How does the Go runtime scheduler work?

Question

Accepted Answer

The Go runtime includes a **scheduler** that multiplexes many goroutines onto a small number of OS threads. This **M:N scheduling** (M goroutines on N OS threads) is what makes goroutines so cheap and Go's concurrency so scalable. Understanding it explains goroutine performance.

## The G-M-P model

```text
G (Goroutine) — your concurrent task (lightweight, ~2KB stack to start)
M (Machine)   — an OS thread (the actual thread the OS schedules)
P (Processor) — a logical processor / scheduling context; holds a queue of runnable Gs
                (the number of P's = GOMAXPROCS, default = number of CPU cores)

The scheduler runs G's on M's, coordinated through P's:
  Each P has a local run queue of goroutines; an M must hold a P to run G's.
```

The runtime maps many goroutines (G) onto OS threads (M) via logical processors (P).
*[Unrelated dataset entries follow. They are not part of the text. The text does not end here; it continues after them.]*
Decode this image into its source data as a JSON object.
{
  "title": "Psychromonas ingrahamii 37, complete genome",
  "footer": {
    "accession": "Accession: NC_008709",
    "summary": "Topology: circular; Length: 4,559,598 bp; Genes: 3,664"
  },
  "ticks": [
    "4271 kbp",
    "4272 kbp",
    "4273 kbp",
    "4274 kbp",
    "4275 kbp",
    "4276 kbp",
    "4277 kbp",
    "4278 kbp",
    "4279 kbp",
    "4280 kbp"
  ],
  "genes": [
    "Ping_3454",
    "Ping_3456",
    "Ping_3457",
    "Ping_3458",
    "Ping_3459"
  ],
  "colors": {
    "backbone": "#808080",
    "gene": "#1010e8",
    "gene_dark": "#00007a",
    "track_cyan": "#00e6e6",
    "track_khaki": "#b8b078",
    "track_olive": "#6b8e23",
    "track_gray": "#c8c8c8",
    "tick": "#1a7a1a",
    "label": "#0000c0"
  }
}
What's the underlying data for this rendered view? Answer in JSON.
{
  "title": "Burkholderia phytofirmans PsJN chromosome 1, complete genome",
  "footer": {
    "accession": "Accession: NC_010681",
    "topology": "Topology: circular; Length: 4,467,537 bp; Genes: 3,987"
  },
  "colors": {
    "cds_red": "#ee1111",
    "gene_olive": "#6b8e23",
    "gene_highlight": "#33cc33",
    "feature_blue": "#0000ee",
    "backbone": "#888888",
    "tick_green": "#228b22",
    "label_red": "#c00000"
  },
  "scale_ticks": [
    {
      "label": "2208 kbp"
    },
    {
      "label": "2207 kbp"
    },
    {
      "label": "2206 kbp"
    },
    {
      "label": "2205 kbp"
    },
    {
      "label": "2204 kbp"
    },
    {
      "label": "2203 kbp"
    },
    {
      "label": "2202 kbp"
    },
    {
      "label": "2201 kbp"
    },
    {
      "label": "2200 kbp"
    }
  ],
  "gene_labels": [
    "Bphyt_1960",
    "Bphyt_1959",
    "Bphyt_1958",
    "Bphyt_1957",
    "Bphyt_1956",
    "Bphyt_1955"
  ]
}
There's a P per CPU core by default (`GOMAXPROCS`), each with a queue of goroutines ready to run.

## How it achieves cheap, scalable concurrency

```text
✓ Creating a goroutine is cheap (tiny stack, runtime-managed) → millions feasible
✓ Switching goroutines happens in USER space (runtime), not via expensive OS
  context switches → far lighter than switching OS threads
✓ With P = CPU cores, Go runs goroutines truly in parallel across cores
```

Because the scheduler handles goroutine switching in user space (not kernel-level thread switches), and goroutines have tiny stacks, you can run vastly more goroutines than OS threads, cheaply.

## Key scheduler behaviors

```text
✓ Work stealing — an idle P STEALS goroutines from a busy P's queue → load balancing
✓ Cooperative + preemptive — goroutines yield at function calls/channel ops/blocking;
  since Go 1.14, the scheduler can also PREEMPT long-running goroutines (no starvation)
✓ Blocking handled smartly:
   - A goroutine blocked on a CHANNEL/sync → parked, the M runs other goroutines (no thread wasted)
   - A goroutine blocked on a SYSCALL (e.g. file I/O) → the M blocks, but the P is
     handed to ANOTHER M so other goroutines keep running
```

**Work stealing** keeps cores busy, **preemption** prevents one goroutine from hogging a core, and crucially, when a goroutine blocks (on a channel or syscall), the scheduler keeps other goroutines running instead of wasting the thread.

## GOMAXPROCS

```go
runtime.GOMAXPROCS(4)    // limit to 4 OS threads running Go code simultaneously
// default = number of CPU cores; rarely needs changing
```

## Why goroutines aren't free, though

```text
Goroutines are cheap but not zero-cost — millions still use memory, and excessive
goroutines add scheduling overhead. Bound concurrency (worker pools) for heavy loads.
```

## Why it matters

The Go scheduler is the engine behind goroutines' remarkable cheapness and scalability — understanding its **M:N model** (many goroutines on few OS threads via the G-M-P design) explains *why* Go can run millions of goroutines when OS threads max out in the thousands, and *why* its concurrency is so efficient (user-space switching instead of costly OS context switches, true parallelism across cores via GOMAXPROCS).

The smart handling of blocking (parking channel-blocked goroutines, handing off P on syscalls so threads aren't wasted), **work stealing** for load balancing, and **preemption** (since 1.14) to prevent starvation are what make Go's concurrency robust under real workloads.

While you rarely interact with the scheduler directly, understanding it deepens your intuition for goroutine performance, explains behaviors (why blocking doesn't waste threads, why you can spawn so many goroutines), and informs decisions like bounding concurrency.

It's an advanced topic that demonstrates genuine depth of Go runtime knowledge and is valued in senior interviews.